Saving the best for last, obviously we're a game and experience website, so we want people to play the games. When we decided on this site, we first started building with the idea that we could host games that people could play on their computer or phones without having to download things. We also knew that we really wanted to support creators, so we hoped to sort of have a synergy form where people upload their games, people play them and give feedback, everyone wins.

What we didn't anticipate, was just how easy creating games in VR has become. Now easy is relative, but we've been around software long enough that it paled in comparison to some of the (failed) projects we tried before this. With the advent of the Quest, and more importantly, the invigoration of WebXR, we went from a website people could host games on, to a website that had actual things to do for VR users.
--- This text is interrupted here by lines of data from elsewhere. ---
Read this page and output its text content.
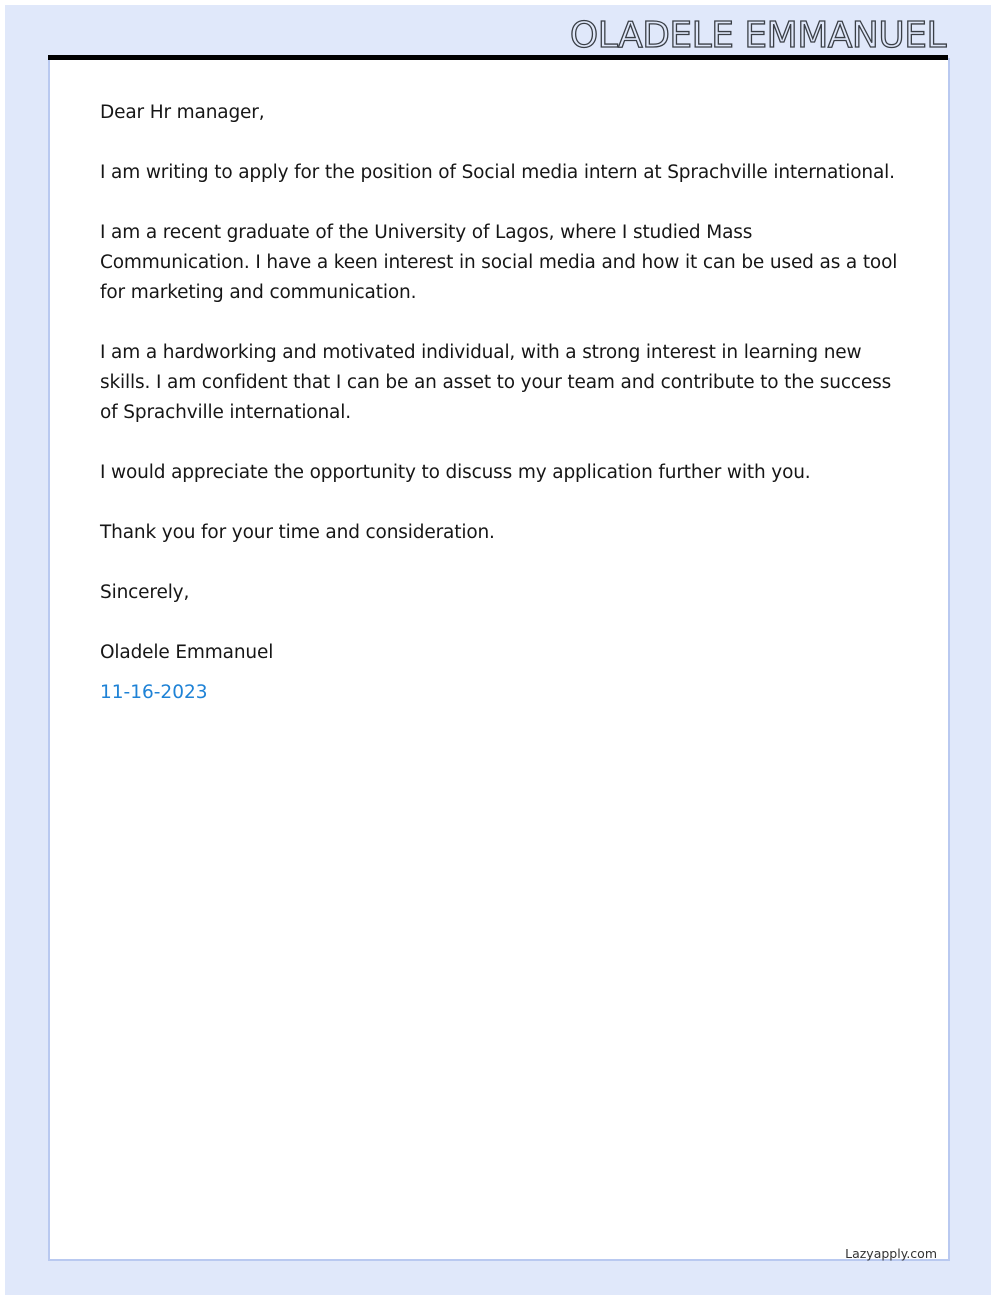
OLADELE EMMANUEL

Dear Hr manager,

I am writing to apply for the position of Social media intern at Sprachville international.

I am a recent graduate of the University of Lagos, where I studied Mass Communication. I have a keen interest in social media and how it can be used as a tool for marketing and communication.

I am a hardworking and motivated individual, with a strong interest in learning new skills. I am confident that I can be an asset to your team and contribute to the success of Sprachville international.

I would appreciate the opportunity to discuss my application further with you.

Thank you for your time and consideration.

Sincerely,

Oladele Emmanuel

11-16-2023
Lazyapply.com
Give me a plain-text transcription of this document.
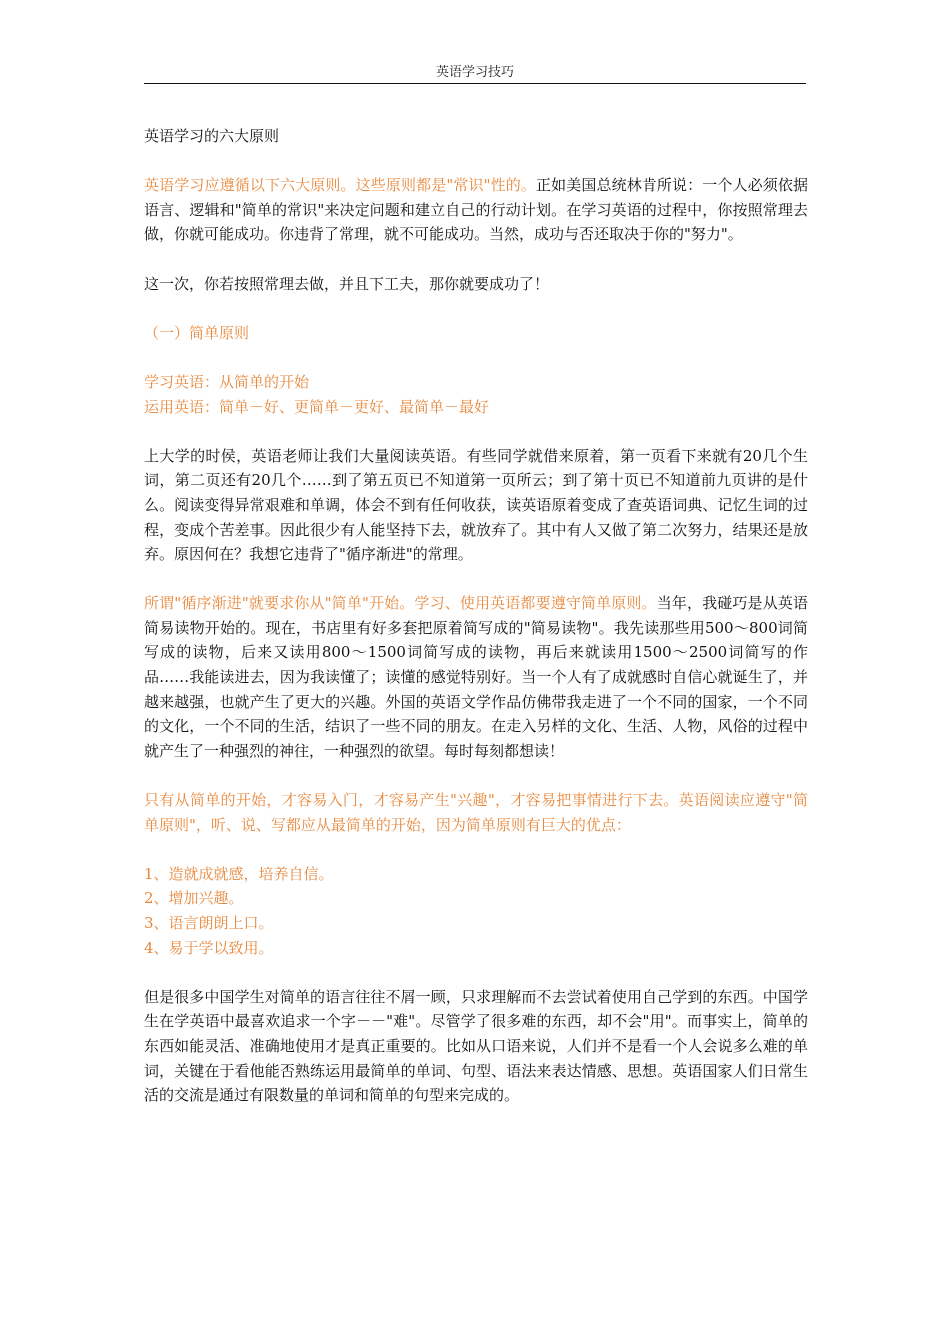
英语学习技巧

英语学习的六大原则

英语学习应遵循以下六大原则。这些原则都是"常识"性的。正如美国总统林肯所说：一个人必须依据语言、逻辑和"简单的常识"来决定问题和建立自己的行动计划。在学习英语的过程中，你按照常理去做，你就可能成功。你违背了常理，就不可能成功。当然，成功与否还取决于你的"努力"。

这一次，你若按照常理去做，并且下工夫，那你就要成功了！

（一）简单原则

学习英语：从简单的开始

运用英语：简单－好、更简单－更好、最简单－最好

上大学的时侯，英语老师让我们大量阅读英语。有些同学就借来原着，第一页看下来就有20几个生词，第二页还有20几个……到了第五页已不知道第一页所云；到了第十页已不知道前九页讲的是什么。阅读变得异常艰难和单调，体会不到有任何收获，读英语原着变成了查英语词典、记忆生词的过程，变成个苦差事。因此很少有人能坚持下去，就放弃了。其中有人又做了第二次努力，结果还是放弃。原因何在？我想它违背了"循序渐进"的常理。

所谓"循序渐进"就要求你从"简单"开始。学习、使用英语都要遵守简单原则。当年，我碰巧是从英语简易读物开始的。现在，书店里有好多套把原着简写成的"简易读物"。我先读那些用500～800词简写成的读物，后来又读用800～1500词简写成的读物，再后来就读用1500～2500词简写的作品……我能读进去，因为我读懂了；读懂的感觉特别好。当一个人有了成就感时自信心就诞生了，并越来越强，也就产生了更大的兴趣。外国的英语文学作品仿佛带我走进了一个不同的国家，一个不同的文化，一个不同的生活，结识了一些不同的朋友。在走入另样的文化、生活、人物，风俗的过程中就产生了一种强烈的神往，一种强烈的欲望。每时每刻都想读！

只有从简单的开始，才容易入门，才容易产生"兴趣"，才容易把事情进行下去。英语阅读应遵守"简单原则"，听、说、写都应从最简单的开始，因为简单原则有巨大的优点：

1、造就成就感，培养自信。

2、增加兴趣。

3、语言朗朗上口。

4、易于学以致用。

但是很多中国学生对简单的语言往往不屑一顾，只求理解而不去尝试着使用自己学到的东西。中国学生在学英语中最喜欢追求一个字－－"难"。尽管学了很多难的东西，却不会"用"。而事实上，简单的东西如能灵活、准确地使用才是真正重要的。比如从口语来说，人们并不是看一个人会说多么难的单词，关键在于看他能否熟练运用最简单的单词、句型、语法来表达情感、思想。英语国家人们日常生活的交流是通过有限数量的单词和简单的句型来完成的。
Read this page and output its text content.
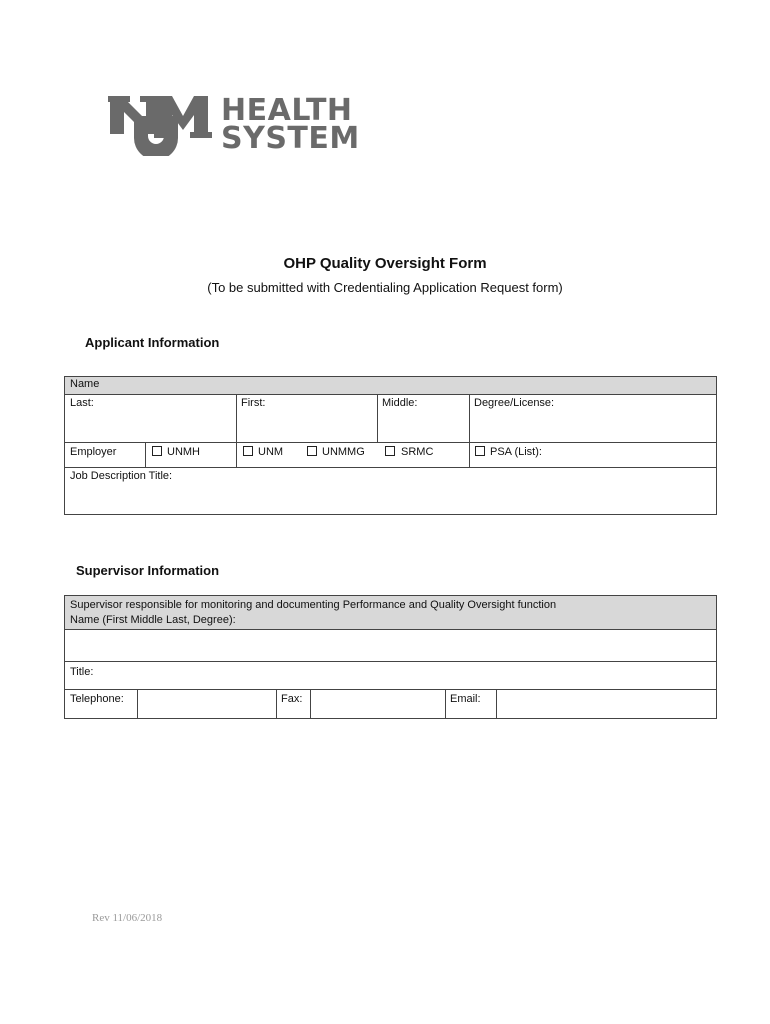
HEALTH
SYSTEM
OHP Quality Oversight Form
(To be submitted with Credentialing Application Request form)
Applicant Information
Name
Last:	First:	Middle:	Degree/License:
Employer	UNMH	UNM	UNMMG	SRMC	PSA (List):
Job Description Title:
Supervisor Information
Supervisor responsible for monitoring and documenting Performance and Quality Oversight function
Name (First Middle Last, Degree):
Title:
Telephone:	Fax:	Email:
Rev 11/06/2018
I don't think we're alone in thinking that there just isn't enough out there for VR right now. It's getting better, but having been in the space for years, I can confidently say that maybe a handful of games have come out that I'd even want to play, and they all cost money, are probably too short, and require a ton of investment for an inevitable let down.

We're not claiming to be hosting any games of the year (yet), but we want an excuse to put on our headsets more than once a month. If there is constant content coming out for VR, or if there are fun flash games I can play when I've got 15 minutes to kill, then I'm more inclined to play. In essence, free, online flash game-esque VR games just make sense to us.